Corro atrás deles o mais rápido que pude. Não o enxergava no meio da noite, mas ouvia claramente suas passadas pelo pasto. Como da primeira vez, ele sumiu. E como da primeira vez, vejo-me na divisa da fazenda com o Pico da Embaúba. Atravessei a cerca, na esperança de encontrar Alice sob a árvore de novo. Porém, ela não está ali. Procurei-a pela região, mas não havia sinal algum dela.
Nem do coelho.
Nem da vaca.
Estaria sonhando acordada de novo? Estou realmente aqui no Pico? Pela primeira vez, comecei a cogitar se estava ficando louca mesmo. Estava frustrada, confusa. Involuntariamente algumas lágrimas escorreram pelo meu rosto. Sentei-me próxima ao penhasco, olhando para a frente, sem realmente olhar para algo. Tudo o que mais queria era esquecer essa história toda. Largar essa paranoia e voltar à minha vida normal (se é que já tive um dia).

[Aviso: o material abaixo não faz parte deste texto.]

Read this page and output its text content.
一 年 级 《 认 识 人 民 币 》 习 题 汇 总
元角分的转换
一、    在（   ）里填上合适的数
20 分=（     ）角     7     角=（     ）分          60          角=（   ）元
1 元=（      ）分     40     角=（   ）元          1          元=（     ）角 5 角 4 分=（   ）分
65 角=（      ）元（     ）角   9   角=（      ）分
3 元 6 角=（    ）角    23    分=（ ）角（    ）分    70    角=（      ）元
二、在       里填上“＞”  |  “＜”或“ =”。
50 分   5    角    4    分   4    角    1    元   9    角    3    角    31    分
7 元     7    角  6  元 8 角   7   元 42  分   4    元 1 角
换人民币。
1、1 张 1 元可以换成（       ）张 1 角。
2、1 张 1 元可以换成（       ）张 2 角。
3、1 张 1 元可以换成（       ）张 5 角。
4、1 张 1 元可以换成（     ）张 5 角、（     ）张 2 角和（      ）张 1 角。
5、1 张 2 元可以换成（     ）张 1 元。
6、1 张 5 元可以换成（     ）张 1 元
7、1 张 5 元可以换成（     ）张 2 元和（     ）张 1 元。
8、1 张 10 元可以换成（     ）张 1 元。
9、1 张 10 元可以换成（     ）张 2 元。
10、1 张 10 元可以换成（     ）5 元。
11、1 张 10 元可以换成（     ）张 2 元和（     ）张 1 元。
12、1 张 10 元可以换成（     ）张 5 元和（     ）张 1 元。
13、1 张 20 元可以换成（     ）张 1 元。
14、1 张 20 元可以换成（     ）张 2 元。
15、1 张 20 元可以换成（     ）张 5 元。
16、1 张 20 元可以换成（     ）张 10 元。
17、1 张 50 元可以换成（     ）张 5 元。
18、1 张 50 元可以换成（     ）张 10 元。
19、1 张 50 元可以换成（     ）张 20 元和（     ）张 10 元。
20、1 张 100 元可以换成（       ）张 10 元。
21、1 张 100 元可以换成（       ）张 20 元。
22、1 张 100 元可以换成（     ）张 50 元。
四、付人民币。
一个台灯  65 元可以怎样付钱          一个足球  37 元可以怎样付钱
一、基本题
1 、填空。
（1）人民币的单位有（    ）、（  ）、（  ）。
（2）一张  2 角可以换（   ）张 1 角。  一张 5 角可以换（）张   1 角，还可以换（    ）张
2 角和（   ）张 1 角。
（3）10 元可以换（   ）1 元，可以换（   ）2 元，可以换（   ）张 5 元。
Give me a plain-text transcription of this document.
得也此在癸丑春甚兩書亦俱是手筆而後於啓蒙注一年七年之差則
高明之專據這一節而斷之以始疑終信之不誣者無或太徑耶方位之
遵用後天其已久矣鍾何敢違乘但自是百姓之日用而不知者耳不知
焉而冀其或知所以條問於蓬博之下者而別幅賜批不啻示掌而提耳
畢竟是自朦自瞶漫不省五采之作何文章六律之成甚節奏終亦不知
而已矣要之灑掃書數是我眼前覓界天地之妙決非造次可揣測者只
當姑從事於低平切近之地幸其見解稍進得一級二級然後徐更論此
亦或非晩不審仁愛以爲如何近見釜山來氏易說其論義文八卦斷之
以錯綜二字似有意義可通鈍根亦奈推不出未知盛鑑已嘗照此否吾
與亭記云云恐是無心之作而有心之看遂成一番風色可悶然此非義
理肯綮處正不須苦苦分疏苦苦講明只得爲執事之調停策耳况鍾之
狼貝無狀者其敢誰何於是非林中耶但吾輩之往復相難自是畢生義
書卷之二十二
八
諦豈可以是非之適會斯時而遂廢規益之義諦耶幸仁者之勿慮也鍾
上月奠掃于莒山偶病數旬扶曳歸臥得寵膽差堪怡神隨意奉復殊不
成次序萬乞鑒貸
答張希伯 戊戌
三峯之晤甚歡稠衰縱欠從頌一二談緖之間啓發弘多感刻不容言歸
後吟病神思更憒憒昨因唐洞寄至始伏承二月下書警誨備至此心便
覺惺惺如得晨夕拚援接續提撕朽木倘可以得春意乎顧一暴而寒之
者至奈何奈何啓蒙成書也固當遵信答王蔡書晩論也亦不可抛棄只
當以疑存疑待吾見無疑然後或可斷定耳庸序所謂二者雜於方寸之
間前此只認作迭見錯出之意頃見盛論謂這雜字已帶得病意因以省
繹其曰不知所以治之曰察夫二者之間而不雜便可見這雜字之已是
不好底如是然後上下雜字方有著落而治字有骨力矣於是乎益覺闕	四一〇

Como no sonho, o frio só aumentava. Reparei, então, que a lua sumiu por trás das nuvens, e só avistava uma ou duas estrelas. Sequei minhas lágrimas com as costas da mão enquanto me levantava, permanecendo em pé. Escuto um mugido atrás de mim e, ao virar, encontro a vaca bizarra parada perto da árvore, olhando para o crucifixo. Volto meu olhar para ele e, para minha surpresa, encontrava-se caído sob as raízes. Antes mesmo de pensar alguma coisa, um coelho surge correndo da direção do crucifixo diretamente para mim. Mais uma vez (ou pela primeira vez), desequilibro-me e sinto o solo desaparecer sob meus pés.
E mais uma vez (se é que já teve alguma), vejo a vaca me encarando com seus olhos vazios.
Dessa vez, não consegui acordar, e meu grito não saiu mudo. Avisto o solo se aproximar, segundos antes de chocar-me contra ele. Não lembro de ouvir mugido, e sim o estalo de meus ossos se quebrando. No lugar da voz, minha boca se preencheu com um gosto férrico de sangue fresco. Não demorou muito para minha visão começar a se turvar, e o som do ambiente ao meu redor ir desaparecendo. Talvez tenha perdido a consciência assim que caí, e tudo isso tenha sido uma fantasia. Porém, tenho certeza de que, antes de minha visão e pensamentos se apagarem por completo, vi Alice de pé ao meu lado (e a vaca bizarra parada atrás). Como naquele dia, ela me olhava, sorrindo, aquele “sorriso das Maravilhas”. Lembro que aquilo me confortou.
Ela sorria, feliz. E dessa vez, com o coelho branco em suas mãos.
Ao menos consegui pegar o maldito coelho para ela.